The decision of the labour ministry to invest a portion of the Employees’ Provident Fund in the equity market is timely. The finance ministry had been repeatedly suggesting over the last few years that a small part of these funds be parked in stocks to improve returns and increase market volume. But this idea could not be implemented due to stiff opposition from labour unions which perceive stocks as risky investments that could erode the retirement savings of investors. But if the EPFO continues to invest only in the current basket of fixed income assets — Central and State government securities, special deposit schemes and bonds issued by the public and private sector and financial institutions — it will find it hard to retain the payout of 8.75 per cent interest it has paid out in the last two fiscal years. There is no denying that the EPFO is doing its best to better investor return, despite its restrictive mandate, by engaging the services of four portfolio managers including the State Bank of India and ICICI Securities Primary Dealership. But even these professional fund managers will find it difficult to ensure a high return given that the interest rate cycle has reversed lower. The G-sec yield is currently down to 7.7 per cent and is expected to decline further over the next one year; the EPFO parks almost 24 per cent of its funds in these instruments.

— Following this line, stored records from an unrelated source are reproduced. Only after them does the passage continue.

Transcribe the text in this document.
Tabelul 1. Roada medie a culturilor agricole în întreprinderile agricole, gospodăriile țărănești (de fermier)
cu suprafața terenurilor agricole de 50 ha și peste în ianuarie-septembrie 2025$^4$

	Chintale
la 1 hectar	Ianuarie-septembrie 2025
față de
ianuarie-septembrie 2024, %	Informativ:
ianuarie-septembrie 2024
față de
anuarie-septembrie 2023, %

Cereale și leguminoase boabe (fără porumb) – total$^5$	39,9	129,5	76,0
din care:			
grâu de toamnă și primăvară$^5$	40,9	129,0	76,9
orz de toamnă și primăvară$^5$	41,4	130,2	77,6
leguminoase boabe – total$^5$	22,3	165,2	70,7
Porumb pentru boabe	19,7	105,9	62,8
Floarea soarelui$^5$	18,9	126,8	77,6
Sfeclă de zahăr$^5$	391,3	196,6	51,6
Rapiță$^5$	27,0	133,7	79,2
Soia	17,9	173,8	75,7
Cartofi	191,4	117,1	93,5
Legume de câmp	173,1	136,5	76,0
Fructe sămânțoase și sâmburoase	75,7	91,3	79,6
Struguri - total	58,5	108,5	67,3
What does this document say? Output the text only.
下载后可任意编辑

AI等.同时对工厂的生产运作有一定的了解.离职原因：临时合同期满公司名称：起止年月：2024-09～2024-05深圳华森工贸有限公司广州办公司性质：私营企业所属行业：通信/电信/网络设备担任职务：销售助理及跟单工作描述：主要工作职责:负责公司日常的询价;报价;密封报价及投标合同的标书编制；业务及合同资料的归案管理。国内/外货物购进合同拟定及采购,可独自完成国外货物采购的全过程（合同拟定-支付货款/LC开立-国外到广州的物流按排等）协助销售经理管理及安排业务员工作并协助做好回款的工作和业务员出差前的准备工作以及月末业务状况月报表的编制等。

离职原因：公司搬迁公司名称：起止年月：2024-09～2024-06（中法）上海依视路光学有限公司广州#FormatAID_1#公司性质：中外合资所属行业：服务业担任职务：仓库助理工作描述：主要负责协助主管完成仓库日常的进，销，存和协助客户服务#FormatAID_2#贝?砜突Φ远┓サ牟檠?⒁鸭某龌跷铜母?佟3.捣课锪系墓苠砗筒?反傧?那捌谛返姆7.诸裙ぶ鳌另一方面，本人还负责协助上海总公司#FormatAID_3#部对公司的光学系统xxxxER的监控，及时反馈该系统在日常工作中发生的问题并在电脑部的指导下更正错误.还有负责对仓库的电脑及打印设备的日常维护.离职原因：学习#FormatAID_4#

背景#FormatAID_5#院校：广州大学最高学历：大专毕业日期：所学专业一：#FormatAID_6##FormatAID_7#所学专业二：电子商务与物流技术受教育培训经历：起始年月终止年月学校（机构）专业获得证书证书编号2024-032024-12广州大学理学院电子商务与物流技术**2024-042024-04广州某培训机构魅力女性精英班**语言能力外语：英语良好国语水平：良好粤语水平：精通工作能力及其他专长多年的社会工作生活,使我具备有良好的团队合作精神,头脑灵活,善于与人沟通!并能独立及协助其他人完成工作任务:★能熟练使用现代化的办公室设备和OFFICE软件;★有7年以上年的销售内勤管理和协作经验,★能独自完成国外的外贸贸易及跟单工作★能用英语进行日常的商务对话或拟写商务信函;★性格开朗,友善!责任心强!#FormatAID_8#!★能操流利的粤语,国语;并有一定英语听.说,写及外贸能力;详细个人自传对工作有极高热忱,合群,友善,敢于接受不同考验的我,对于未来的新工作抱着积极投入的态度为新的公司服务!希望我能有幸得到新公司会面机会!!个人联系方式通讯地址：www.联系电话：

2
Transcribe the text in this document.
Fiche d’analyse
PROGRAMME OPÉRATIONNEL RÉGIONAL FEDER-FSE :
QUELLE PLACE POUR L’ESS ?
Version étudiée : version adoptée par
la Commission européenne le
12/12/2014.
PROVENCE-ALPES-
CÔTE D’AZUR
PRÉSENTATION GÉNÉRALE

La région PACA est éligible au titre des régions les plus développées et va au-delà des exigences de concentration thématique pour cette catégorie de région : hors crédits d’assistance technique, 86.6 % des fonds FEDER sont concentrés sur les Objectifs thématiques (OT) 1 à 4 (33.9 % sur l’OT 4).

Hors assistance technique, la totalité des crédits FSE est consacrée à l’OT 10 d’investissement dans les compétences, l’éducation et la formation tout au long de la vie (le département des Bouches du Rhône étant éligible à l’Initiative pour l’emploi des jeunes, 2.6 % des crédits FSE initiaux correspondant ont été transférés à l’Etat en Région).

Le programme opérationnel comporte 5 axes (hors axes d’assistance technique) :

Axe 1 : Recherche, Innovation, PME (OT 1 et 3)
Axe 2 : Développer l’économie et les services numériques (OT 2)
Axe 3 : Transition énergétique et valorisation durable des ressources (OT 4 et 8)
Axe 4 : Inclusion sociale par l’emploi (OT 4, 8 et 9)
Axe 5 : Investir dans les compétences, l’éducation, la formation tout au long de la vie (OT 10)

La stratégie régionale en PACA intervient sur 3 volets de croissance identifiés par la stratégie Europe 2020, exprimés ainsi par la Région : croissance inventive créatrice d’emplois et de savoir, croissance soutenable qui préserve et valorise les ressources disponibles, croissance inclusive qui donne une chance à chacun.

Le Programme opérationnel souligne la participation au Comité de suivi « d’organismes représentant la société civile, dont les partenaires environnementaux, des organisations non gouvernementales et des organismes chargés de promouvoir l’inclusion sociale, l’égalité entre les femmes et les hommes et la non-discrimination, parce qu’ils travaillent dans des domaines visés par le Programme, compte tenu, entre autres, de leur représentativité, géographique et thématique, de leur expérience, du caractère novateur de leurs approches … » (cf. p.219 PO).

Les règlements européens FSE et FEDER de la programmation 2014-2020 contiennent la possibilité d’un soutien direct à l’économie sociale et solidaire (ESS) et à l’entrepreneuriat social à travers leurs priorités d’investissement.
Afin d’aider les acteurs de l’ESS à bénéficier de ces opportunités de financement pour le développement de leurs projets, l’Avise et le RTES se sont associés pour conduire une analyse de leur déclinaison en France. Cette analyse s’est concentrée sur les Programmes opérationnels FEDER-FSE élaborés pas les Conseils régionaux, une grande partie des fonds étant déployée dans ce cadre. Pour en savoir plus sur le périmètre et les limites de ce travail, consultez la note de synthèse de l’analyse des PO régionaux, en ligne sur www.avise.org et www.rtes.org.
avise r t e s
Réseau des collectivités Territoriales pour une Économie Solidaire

The portfolio managers could be forced to invest in bonds with higher risk to improve returns. In such a situation, investing 5 per cent of incremental flows in the stock market, as suggested by the labour ministry, is not such a bad idea. Around ₹5,000 crore is expected to be invested in stocks every year if the suggestion is implemented. This forms just 1 per cent of the total corpus of the EPFO of around ₹4,70,000 crore. The ministry has also suggested that the investment will be made in index-based exchange traded funds, which means that the money will be parked only in bluechips. In short, there are enough safeguards against the erosion of investor wealth.

While the EPFO has served its purpose well in the past, catering to the more conservative investment approach of the seventies and eighties, those in the workforce seem more willing to invest their retirement savings in high-return and ipso facto higher risk assets. The Centre’s intended proposal to make a one-time offer to all account-holders to shift from EPF to the National Pension System — where the investor can choose to invest up to 50 per cent of his savings in equity — is a good one since the asset allocation choice rests with the individual in the NPS. But it must create a level playing field for NPS by exempting the amount received at maturity from tax.